Date: Sat, 14 Sep 1996 19:02:18 PDT

From: Duane Campbell dcamp[AT SYMBOL GOES HERE]EPIX.NET

Subject: Re: implications and inferences



--- On Sat, 14 Sep 1996 18:38:20 -0400 Ron Butters RonButters[AT SYMBOL GOES HERE]AOL.COM

wrote:



Should I therefore

conclude that the phrase originated in Iowa? (Should I make the same

conclusion about the word CORN?)





You choose an unfortunate example here, Ron, because the word "corn" actually

did originate in Iowa.
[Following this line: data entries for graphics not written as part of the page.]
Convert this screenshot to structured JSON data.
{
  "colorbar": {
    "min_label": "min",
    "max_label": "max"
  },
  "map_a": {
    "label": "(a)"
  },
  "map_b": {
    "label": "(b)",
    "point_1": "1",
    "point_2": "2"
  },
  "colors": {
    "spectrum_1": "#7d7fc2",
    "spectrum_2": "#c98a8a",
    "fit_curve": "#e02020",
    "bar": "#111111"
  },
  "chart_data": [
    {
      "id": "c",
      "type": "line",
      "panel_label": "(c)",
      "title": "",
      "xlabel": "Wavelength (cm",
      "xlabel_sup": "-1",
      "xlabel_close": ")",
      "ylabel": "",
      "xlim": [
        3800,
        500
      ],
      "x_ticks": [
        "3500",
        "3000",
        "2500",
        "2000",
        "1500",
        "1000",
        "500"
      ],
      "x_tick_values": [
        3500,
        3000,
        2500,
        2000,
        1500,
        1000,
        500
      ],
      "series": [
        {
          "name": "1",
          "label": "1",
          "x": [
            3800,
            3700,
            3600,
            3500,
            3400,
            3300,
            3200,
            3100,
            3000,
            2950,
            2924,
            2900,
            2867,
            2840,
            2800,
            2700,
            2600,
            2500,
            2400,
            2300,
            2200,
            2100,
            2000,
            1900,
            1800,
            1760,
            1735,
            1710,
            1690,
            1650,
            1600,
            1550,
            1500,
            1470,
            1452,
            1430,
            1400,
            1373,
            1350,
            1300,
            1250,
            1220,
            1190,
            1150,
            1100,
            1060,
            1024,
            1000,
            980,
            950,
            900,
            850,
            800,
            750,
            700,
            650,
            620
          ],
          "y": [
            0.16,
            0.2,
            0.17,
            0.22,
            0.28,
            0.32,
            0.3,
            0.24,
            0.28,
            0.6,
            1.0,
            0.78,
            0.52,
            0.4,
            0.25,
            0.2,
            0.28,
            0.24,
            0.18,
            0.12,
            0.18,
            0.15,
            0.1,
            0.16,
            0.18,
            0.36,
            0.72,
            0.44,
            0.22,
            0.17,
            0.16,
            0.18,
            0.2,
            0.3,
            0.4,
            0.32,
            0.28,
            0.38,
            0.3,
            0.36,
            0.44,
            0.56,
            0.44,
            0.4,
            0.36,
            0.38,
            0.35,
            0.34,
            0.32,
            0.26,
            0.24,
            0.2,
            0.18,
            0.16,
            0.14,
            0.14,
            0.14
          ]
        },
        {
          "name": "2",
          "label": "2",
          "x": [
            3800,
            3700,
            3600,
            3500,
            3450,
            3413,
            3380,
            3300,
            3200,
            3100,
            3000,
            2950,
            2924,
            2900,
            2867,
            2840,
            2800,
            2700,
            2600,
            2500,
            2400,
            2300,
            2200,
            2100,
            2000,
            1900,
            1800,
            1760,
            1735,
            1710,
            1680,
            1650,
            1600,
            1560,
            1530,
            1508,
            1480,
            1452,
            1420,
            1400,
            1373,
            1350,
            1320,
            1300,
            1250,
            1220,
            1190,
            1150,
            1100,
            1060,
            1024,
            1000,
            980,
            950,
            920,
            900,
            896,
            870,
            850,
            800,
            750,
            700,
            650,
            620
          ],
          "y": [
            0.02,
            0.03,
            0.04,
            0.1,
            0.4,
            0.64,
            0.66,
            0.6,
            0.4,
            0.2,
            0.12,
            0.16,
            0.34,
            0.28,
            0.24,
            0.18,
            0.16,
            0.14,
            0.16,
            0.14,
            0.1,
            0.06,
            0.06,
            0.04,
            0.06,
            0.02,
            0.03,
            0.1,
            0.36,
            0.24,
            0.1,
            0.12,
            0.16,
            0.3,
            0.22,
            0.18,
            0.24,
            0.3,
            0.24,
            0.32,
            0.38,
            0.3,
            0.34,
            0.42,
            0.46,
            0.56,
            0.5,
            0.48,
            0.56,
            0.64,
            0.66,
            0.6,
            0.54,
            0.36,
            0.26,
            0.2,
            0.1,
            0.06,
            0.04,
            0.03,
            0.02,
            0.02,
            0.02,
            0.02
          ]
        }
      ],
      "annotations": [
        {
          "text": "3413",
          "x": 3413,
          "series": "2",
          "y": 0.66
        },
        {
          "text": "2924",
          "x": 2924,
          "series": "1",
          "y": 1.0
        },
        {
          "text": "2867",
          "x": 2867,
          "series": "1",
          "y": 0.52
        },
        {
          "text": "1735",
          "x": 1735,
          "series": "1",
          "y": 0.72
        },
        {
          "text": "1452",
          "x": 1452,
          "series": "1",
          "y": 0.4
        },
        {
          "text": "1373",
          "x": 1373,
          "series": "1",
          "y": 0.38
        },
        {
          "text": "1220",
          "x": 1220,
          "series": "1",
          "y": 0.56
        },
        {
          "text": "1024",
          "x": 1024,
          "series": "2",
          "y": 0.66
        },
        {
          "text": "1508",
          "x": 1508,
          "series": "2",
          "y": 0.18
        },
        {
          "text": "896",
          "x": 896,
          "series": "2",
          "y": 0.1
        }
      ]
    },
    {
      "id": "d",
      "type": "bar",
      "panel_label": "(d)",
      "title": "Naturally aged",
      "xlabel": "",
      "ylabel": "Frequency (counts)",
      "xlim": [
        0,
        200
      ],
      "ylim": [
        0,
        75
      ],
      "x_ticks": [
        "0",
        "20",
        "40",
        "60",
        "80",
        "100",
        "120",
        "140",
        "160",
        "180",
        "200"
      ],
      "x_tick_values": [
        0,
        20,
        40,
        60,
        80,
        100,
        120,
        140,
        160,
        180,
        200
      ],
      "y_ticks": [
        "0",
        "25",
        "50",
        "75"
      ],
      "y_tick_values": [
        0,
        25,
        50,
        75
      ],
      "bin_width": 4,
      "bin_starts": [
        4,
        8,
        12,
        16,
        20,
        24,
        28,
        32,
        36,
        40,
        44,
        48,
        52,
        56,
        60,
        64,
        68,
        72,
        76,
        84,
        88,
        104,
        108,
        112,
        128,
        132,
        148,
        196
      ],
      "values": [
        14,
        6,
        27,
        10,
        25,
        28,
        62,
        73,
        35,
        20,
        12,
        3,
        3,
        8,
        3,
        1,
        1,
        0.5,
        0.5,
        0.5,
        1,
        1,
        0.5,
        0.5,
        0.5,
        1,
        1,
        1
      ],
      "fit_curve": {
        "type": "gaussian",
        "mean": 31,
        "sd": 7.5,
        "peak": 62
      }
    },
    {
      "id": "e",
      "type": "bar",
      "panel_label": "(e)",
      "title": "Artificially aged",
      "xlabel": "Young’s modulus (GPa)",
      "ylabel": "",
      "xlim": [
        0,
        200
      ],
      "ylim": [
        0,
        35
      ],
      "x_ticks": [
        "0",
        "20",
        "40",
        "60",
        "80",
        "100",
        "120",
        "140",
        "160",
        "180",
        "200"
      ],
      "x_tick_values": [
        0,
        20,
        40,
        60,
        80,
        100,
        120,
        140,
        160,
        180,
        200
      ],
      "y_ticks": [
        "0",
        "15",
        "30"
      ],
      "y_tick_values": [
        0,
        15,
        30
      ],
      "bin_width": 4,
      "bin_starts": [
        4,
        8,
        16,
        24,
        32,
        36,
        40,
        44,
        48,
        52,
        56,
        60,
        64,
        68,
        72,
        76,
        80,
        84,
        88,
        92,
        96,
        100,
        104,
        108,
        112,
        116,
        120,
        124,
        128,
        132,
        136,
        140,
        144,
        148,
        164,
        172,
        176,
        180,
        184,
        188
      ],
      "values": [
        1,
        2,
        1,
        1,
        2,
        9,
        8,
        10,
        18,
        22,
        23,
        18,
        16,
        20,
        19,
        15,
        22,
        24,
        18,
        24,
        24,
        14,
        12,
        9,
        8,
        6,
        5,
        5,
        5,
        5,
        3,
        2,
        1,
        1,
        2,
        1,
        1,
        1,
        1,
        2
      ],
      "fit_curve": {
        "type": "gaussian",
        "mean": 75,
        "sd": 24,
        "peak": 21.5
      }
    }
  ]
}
It is derivitive from the Cornpone Indians who grew

field corn and passed it on to the early settlers. (They also grew sweet corn,

but kept that to themselves for several generations without sharing the secret

for fear that the settlers would stop corrupting their daughters and go on an

orgy of "clambakes", a word they did not quite understand but feared with the

overwhelming terror of the unknown.)



So while sodders were growing what they called "corn", Easterners were growing

"maize". My own grandmother, who was part Fokawai, insisted until her dying

day that "corn" was uniquely a product of the tribes that lived in the

Catskill Mountain area and had nothing to do with anything remotely edible

(nor, according to her, did anythig they cooked or named).



It was only with the establishment of the railroads that the word "corn"

spread east, where it eventually supplanted the more civilized word "maize".